Sellers have always relied on tools to make their jobs easier, including lead lists that identify likely buyers and call scripts that help address customer pain points and objections. Over the years, the products and services many companies sell have grown more complex, and it only makes sense they would need more sophisticated sales tools to account for that growing level of complexity.
One modern sales tool that businesses are increasingly taking advantage of is configure, price and quote (CPQ) systems. CPQ systems make sellers’ lives easier by automating key tasks in the sales process, leading to greater responsiveness, higher customer satisfaction and fewer errors.
Sellers can be more responsive to customer needs
Ultimately, a seller’s job is to determine what customers need and then offer it to them as quickly as possible. Customer needs don’t stay unfulfilled for long, so the quicker sellers can respond to customers, the better chance a company has of being the one to meet those needs.
Sellers become unresponsive when they have to manually assemble complex configurations of products and services, come up with a price for that configuration, and then finally deliver a quote to the customer. As the name suggests, CPQ solutions help streamline each of these processes, significantly reducing the amount of time it takes to get a finished quote into a customer’s hands.
A less frustrating customer experience
Most customers prefer to do business with companies that make the sales process as painless as possible, and CPQ software can help in this regard as well. In addition to decreasing the amount of time a customer has to wait to receive a quote, a CPQ solution can also make sure the quote the customer does receive is relevant to his/her needs and easy to understand.
Many companies that lack an easy way of producing customized quotes will simply provide generic quotes that list everything the company offers.
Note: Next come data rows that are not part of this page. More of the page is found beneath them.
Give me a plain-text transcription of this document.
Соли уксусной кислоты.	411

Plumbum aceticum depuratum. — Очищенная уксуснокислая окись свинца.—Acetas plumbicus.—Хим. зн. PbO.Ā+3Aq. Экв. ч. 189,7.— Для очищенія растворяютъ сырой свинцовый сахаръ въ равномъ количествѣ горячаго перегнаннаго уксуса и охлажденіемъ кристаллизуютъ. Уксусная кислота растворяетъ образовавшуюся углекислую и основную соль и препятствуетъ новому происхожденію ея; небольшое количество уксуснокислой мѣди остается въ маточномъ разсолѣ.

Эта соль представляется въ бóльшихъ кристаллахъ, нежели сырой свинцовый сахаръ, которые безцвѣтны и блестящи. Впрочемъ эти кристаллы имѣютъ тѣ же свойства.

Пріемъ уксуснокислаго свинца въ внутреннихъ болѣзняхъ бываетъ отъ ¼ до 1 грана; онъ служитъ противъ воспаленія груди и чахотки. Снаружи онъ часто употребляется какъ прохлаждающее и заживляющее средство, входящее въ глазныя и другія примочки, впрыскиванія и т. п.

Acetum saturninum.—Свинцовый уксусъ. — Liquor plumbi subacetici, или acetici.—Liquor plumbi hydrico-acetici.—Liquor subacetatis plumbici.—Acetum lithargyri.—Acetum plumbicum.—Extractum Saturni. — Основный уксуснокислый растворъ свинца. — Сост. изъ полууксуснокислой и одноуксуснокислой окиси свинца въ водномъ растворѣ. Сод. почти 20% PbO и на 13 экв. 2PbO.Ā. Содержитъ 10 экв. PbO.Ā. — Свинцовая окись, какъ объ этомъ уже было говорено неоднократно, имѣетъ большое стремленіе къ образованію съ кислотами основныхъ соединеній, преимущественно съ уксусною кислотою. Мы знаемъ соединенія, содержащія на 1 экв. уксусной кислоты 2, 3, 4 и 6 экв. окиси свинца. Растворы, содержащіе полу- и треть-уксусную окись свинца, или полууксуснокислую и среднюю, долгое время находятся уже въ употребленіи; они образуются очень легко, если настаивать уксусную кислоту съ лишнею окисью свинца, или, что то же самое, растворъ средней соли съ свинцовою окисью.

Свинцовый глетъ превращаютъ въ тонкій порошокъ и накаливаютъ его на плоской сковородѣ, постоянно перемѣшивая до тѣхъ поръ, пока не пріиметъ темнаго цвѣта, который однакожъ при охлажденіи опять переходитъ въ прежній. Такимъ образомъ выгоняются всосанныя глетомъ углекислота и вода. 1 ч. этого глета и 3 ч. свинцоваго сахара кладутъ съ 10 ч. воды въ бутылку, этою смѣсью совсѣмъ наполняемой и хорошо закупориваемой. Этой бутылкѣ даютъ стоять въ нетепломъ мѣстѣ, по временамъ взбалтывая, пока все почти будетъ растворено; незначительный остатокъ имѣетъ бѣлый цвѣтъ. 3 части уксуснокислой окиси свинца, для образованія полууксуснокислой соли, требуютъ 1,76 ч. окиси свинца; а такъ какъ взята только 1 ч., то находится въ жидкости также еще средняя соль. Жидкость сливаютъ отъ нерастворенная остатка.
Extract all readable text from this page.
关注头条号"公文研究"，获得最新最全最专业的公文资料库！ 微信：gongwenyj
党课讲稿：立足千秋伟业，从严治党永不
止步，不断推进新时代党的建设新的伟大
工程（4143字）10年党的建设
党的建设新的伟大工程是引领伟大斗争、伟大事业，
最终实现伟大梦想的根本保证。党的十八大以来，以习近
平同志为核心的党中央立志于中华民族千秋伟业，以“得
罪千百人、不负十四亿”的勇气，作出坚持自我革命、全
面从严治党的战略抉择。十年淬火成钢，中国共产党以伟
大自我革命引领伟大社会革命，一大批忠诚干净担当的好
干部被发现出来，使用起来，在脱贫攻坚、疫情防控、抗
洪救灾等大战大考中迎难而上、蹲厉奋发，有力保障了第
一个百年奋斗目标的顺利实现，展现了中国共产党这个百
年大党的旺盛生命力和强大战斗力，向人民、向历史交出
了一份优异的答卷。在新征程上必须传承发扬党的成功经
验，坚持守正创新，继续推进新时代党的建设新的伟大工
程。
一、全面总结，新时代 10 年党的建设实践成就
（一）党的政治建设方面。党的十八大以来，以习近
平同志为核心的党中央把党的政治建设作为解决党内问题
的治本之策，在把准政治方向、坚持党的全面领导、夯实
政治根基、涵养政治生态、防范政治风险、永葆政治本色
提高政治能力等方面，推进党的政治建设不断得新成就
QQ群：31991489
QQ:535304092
Seeing so many offerings at once can be confusing and frustrating, especially since the majority of those offerings won’t be relevant to the customer’s needs. CPQ software helps companies provide only the most relevant information and offerings; a recent story from cio.com included an example of one CPQ vendor that was able to help its users decrease the average length of their quotes from 60 pages to about 10 pages.
Greater accuracy
There’s nothing wrong with a seller using creative tactics to close a sale, but it’s also nice to know there are guardrails in place to make sure that creativity doesn’t lead to errors.
CPQ systems give sellers templates and guidelines to work from, removing the chance that manual work will lead to an error. Also, instead of limiting what sellers can do, CPQ systems simply provide another level of control. For instance, if a seller attempts to offer a discount that goes above an established threshold, the system will trigger an approval workflow, rather than shutting down the seller entirely.
The quality control benefits of CPQ aren’t just hypothetical, either: research from the Aberdeen Group demonstrates that CPQ users are able to reduce proposal errors year over year at a rate 158 percent higher than non-users.
Like many other modern sales and marketing tools, CPQ software may not be right for every company, and securing seller buy-in would be a prerequisite for achieving the benefits discussed here. However, for businesses with very complex offerings and a sales force that’s open to new tools, a CPQ solution can offer real benefits, and its no wonder it’s becoming increasingly popular in enterprise settings.